Multiple Models, Committee of nets etc...

Sun Aug 1 16:14:14 EDT 1993

Michael P. Perrone  writes

>Tom Dietterich write:
>> This analysis predicts that using a committee of very diverse
>> algorithms (i.e., having diverse approximation errors) would yield
>> better performance (as long as the committee members are competent)
>> than a committee made up of a single algorithm applied multiple times
>> under slightly varying conditions.
>
>and David Wolpert writes:
>>There is a good deal of heuristic and empirical evidence supporting
>>this claim. In general, when using stacking to combine generalizers,
>>one wants them to be as "orthogonal" as possible, as Tom maintains.
>
>One minor result from my thesis shows that when the estimators are
>orthogonal in the sense that
>
>              E[n_i(x)n_j(x)] = 0 for all i<>j
>
>where n_i(x) = f(x) - f_i(x), f(x) is the target function, f_i(x) is
>the i-th estimator and the expected value is over the underlying 
>distribution; then the MSE of the average estimator goes like 1/N
>times the average of the MSE of the estimators where N is the number 
>of estimators in the population.  
>
>This is a shocking result because all we have to do to get arbitrarily 
>good performance is to increase the size of our estimator population!
>Of course in practice, the nets are correlated and the result is no
>longer true.

The matrix E[n_i(x)n_j(x)] may not be known but an estimate E[n'_i(x)n'_j(x)]
may be obtained using some training data which is different from the training
data used to train the generalizers in the first place.

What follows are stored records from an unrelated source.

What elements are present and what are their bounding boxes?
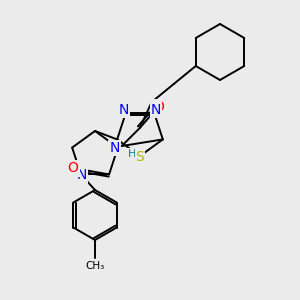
Text: N: N (151, 103, 161, 117)
Text: N: N (77, 168, 87, 182)
Text: H: H (128, 149, 136, 159)
Text: O: O (153, 100, 164, 114)
Text: N: N (110, 141, 120, 155)
Text: S: S (136, 150, 144, 164)
Text: CH₃: CH₃ (85, 261, 105, 271)
Text: O: O (68, 161, 79, 176)
Text: N: N (119, 103, 129, 117)
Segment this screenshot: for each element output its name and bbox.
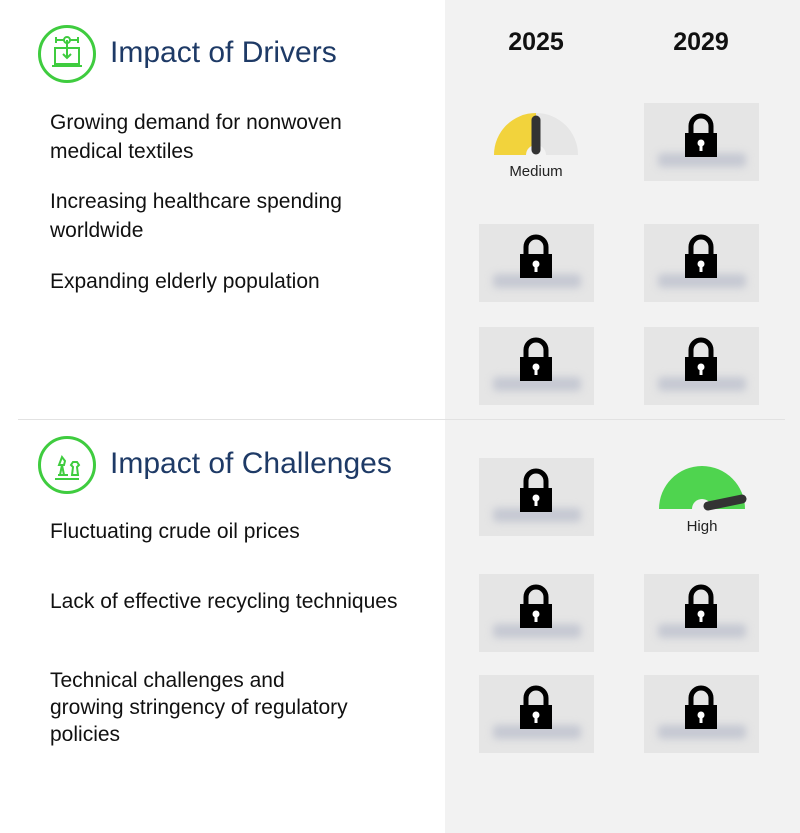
- gauge-label: High: [686, 518, 718, 535]
- gauge-label: Medium: [509, 163, 563, 180]
- year-2029: 2029: [673, 28, 729, 56]
- driver-item: Growing demand for nonwoven medical text…: [50, 111, 342, 163]
- blurred-text: [658, 274, 746, 288]
- locked-value[interactable]: [479, 327, 594, 405]
- blurred-text: [493, 624, 581, 638]
- locked-value[interactable]: [479, 675, 594, 753]
- lock-icon: [520, 468, 552, 512]
- drivers-title: Impact of Drivers: [110, 36, 337, 69]
- year-2025: 2025: [508, 28, 564, 56]
- challenge-item: Lack of effective recycling techniques: [50, 590, 398, 613]
- blurred-text: [658, 725, 746, 739]
- lock-icon: [685, 337, 717, 381]
- challenge-item: Fluctuating crude oil prices: [50, 520, 300, 543]
- locked-value[interactable]: [479, 224, 594, 302]
- locked-value[interactable]: [644, 327, 759, 405]
- gauge-medium: [476, 108, 596, 198]
- lock-icon: [520, 234, 552, 278]
- blurred-text: [658, 153, 746, 167]
- locked-value[interactable]: [644, 103, 759, 181]
- lock-icon: [685, 234, 717, 278]
- locked-value[interactable]: [644, 574, 759, 652]
- divider: [18, 419, 785, 420]
- lock-icon: [685, 685, 717, 729]
- driver-item: Expanding elderly population: [50, 270, 320, 293]
- challenges-title: Impact of Challenges: [110, 447, 392, 480]
- locked-value[interactable]: [479, 574, 594, 652]
- lock-icon: [685, 113, 717, 157]
- challenge-item: Technical challenges and growing stringe…: [50, 669, 348, 746]
- chess-icon: [38, 436, 96, 494]
- gauge-high: [642, 462, 762, 552]
- lock-icon: [520, 337, 552, 381]
- lock-icon: [685, 584, 717, 628]
- blurred-text: [493, 725, 581, 739]
- blurred-text: [493, 377, 581, 391]
- blurred-text: [658, 377, 746, 391]
- blurred-text: [493, 274, 581, 288]
- locked-value[interactable]: [479, 458, 594, 536]
- locked-value[interactable]: [644, 224, 759, 302]
- machine-icon: [38, 25, 96, 83]
- blurred-text: [493, 508, 581, 522]
- locked-value[interactable]: [644, 675, 759, 753]
- driver-item: Increasing healthcare spending worldwide: [50, 190, 342, 242]
- lock-icon: [520, 685, 552, 729]
- lock-icon: [520, 584, 552, 628]
- blurred-text: [658, 624, 746, 638]
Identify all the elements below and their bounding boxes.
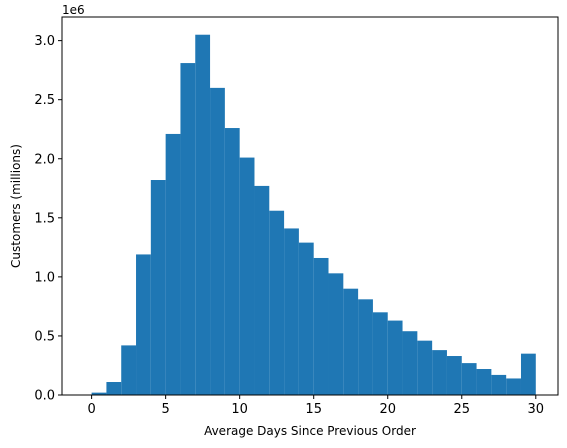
y-tick-label: 3.0	[34, 34, 55, 49]
histogram-bar	[446, 356, 462, 395]
histogram-bar	[224, 128, 240, 395]
y-tick-label: 0.0	[34, 389, 55, 404]
y-tick-label: 0.5	[34, 329, 55, 344]
histogram-bar	[254, 185, 270, 395]
histogram-bar	[180, 63, 196, 395]
x-axis-label: Average Days Since Previous Order	[204, 424, 416, 438]
histogram-bar	[417, 340, 433, 395]
histogram-bar	[150, 180, 166, 395]
x-tick-label: 5	[162, 402, 170, 417]
y-tick-label: 1.5	[34, 211, 55, 226]
histogram-bar	[298, 242, 314, 395]
histogram-bar	[284, 228, 299, 395]
x-tick-label: 10	[231, 402, 248, 417]
histogram-bar	[358, 299, 373, 395]
histogram-bar	[476, 369, 492, 395]
histogram-bar	[491, 374, 507, 395]
y-tick-label: 1.0	[34, 270, 55, 285]
histogram-bar	[210, 87, 225, 395]
x-axis: 0 5 10 15 20 25 30	[87, 395, 544, 417]
histogram-bar	[313, 257, 329, 395]
x-tick-label: 15	[305, 402, 322, 417]
y-axis-label: Customers (millions)	[9, 144, 23, 268]
histogram-bar	[106, 382, 122, 395]
bars-group	[91, 34, 536, 395]
x-tick-label: 30	[528, 402, 545, 417]
histogram-bar	[343, 288, 359, 395]
histogram-bar	[328, 273, 344, 395]
x-tick-label: 25	[453, 402, 470, 417]
histogram-bar	[165, 133, 181, 395]
histogram-bar	[121, 345, 137, 395]
histogram-bar	[432, 350, 447, 395]
y-tick-label: 2.5	[34, 93, 55, 108]
histogram-bar	[461, 363, 477, 395]
x-tick-label: 0	[87, 402, 95, 417]
histogram-bar	[387, 320, 403, 395]
plot-frame	[61, 16, 559, 396]
x-tick-label: 20	[379, 402, 396, 417]
histogram-bar	[136, 254, 151, 395]
histogram-bar	[372, 312, 388, 395]
histogram-bar	[269, 210, 285, 395]
histogram-bar	[91, 392, 107, 395]
y-offset-label: 1e6	[62, 3, 85, 17]
y-axis: 0.0 0.5 1.0 1.5 2.0 2.5 3.0	[34, 34, 62, 404]
histogram-bar	[195, 34, 211, 395]
y-tick-label: 2.0	[34, 152, 55, 167]
histogram-bar	[402, 331, 418, 395]
histogram-bar	[520, 353, 536, 395]
histogram-bar	[239, 157, 255, 395]
histogram-bar	[506, 378, 521, 395]
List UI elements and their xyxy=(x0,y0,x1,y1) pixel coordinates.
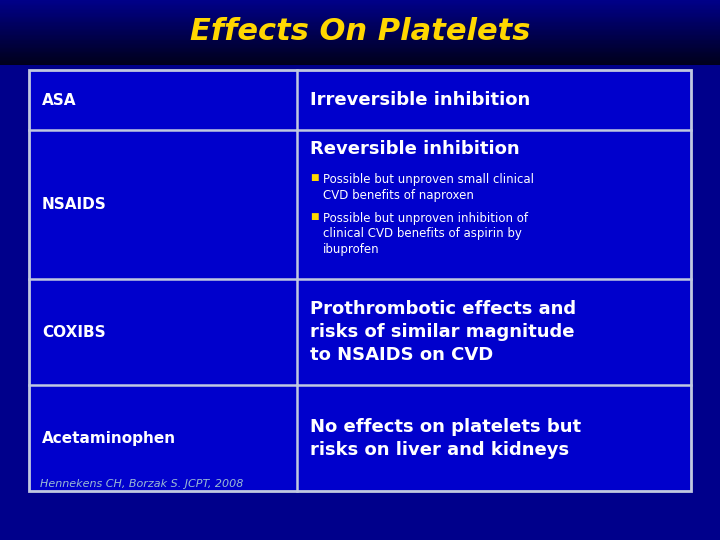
Bar xyxy=(0,45,720,46)
Bar xyxy=(0,9,720,10)
Bar xyxy=(0,51,720,52)
Bar xyxy=(0,53,720,55)
Text: ■: ■ xyxy=(310,173,318,182)
Bar xyxy=(0,38,720,39)
Bar xyxy=(0,12,720,13)
Text: NSAIDS: NSAIDS xyxy=(42,197,107,212)
Bar xyxy=(0,10,720,12)
Text: ■: ■ xyxy=(310,212,318,221)
Bar xyxy=(0,44,720,45)
Bar xyxy=(29,70,691,491)
Bar xyxy=(0,33,720,35)
Bar xyxy=(0,17,720,18)
Bar xyxy=(0,13,720,14)
Bar xyxy=(0,22,720,23)
Bar xyxy=(0,16,720,17)
Bar xyxy=(0,4,720,5)
Bar xyxy=(0,32,720,33)
Bar xyxy=(0,62,720,64)
Bar xyxy=(0,36,720,38)
Text: Reversible inhibition: Reversible inhibition xyxy=(310,139,520,158)
Bar xyxy=(0,30,720,31)
Bar xyxy=(0,39,720,40)
Bar xyxy=(0,25,720,26)
Bar xyxy=(0,1,720,3)
Bar xyxy=(0,8,720,9)
Text: Possible but unproven small clinical
CVD benefits of naproxen: Possible but unproven small clinical CVD… xyxy=(323,173,534,201)
Bar xyxy=(0,29,720,30)
Text: No effects on platelets but
risks on liver and kidneys: No effects on platelets but risks on liv… xyxy=(310,418,581,459)
Bar xyxy=(0,40,720,42)
Text: COXIBS: COXIBS xyxy=(42,325,105,340)
Bar xyxy=(0,49,720,51)
Text: Prothrombotic effects and
risks of similar magnitude
to NSAIDS on CVD: Prothrombotic effects and risks of simil… xyxy=(310,300,576,364)
Bar xyxy=(0,5,720,6)
Text: ASA: ASA xyxy=(42,92,76,107)
Bar xyxy=(0,42,720,43)
Bar xyxy=(0,6,720,8)
Bar xyxy=(0,56,720,57)
Bar xyxy=(0,43,720,44)
Text: Irreversible inhibition: Irreversible inhibition xyxy=(310,91,531,109)
Text: Effects On Platelets: Effects On Platelets xyxy=(190,17,530,46)
Bar xyxy=(0,48,720,49)
Bar xyxy=(0,26,720,27)
Bar xyxy=(0,19,720,21)
Bar xyxy=(0,64,720,65)
Bar xyxy=(0,0,720,1)
Text: Hennekens CH, Borzak S. JCPT, 2008: Hennekens CH, Borzak S. JCPT, 2008 xyxy=(40,478,243,489)
Bar xyxy=(0,35,720,36)
Bar xyxy=(0,14,720,16)
Bar xyxy=(0,21,720,22)
Text: Possible but unproven inhibition of
clinical CVD benefits of aspirin by
ibuprofe: Possible but unproven inhibition of clin… xyxy=(323,212,528,256)
Bar xyxy=(0,18,720,19)
Bar xyxy=(0,61,720,62)
Bar xyxy=(0,27,720,29)
Bar xyxy=(0,58,720,59)
Bar xyxy=(0,55,720,56)
Bar xyxy=(0,46,720,48)
Bar xyxy=(0,23,720,25)
Text: Acetaminophen: Acetaminophen xyxy=(42,431,176,446)
Bar xyxy=(0,52,720,53)
Bar xyxy=(0,3,720,4)
Bar xyxy=(0,59,720,61)
Bar xyxy=(0,57,720,58)
Bar xyxy=(0,31,720,32)
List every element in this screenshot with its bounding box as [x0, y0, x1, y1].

Here n'_i(x) = f'(x) -
f_i(x), E[n'_i(x)] = 0, f'(x) is a training data, f_i(x) is the i-th
estimator, and the expected value is over the training data.  Take the
eigenvectors (with non-zero eigenvalues) of E[n'_i(x)n'_j(x)] and you have a
set of generalizers (each a linear combination of the original generalizers)
which are orthogonal and uncorrelated over the training data, i.e.
E[n'_i(x)n'_j(x)] = 0 for all i<>j.  They can even be normalized by 
their eigenvalues so that E[n'_i(x)n'_j(x)] = 1 for all i==j. 

To summarize, in practice the generalizers can be de-correlated (to the extent
that they are linearly independent) by finding new generalizers composed of
appropriate linear sums of the originals.

I have an unrelated comment regarding Drucker Harris' earlier mail about using
synthetic data to improve performance.  Wouldn't it be true to say that if you
had a choice between learning with N synthetically created data and learning
with N novel training data that the latter is, on average, going to give
better results?  If so, then using synth data is a way to stretch your
training data; something like potato helper.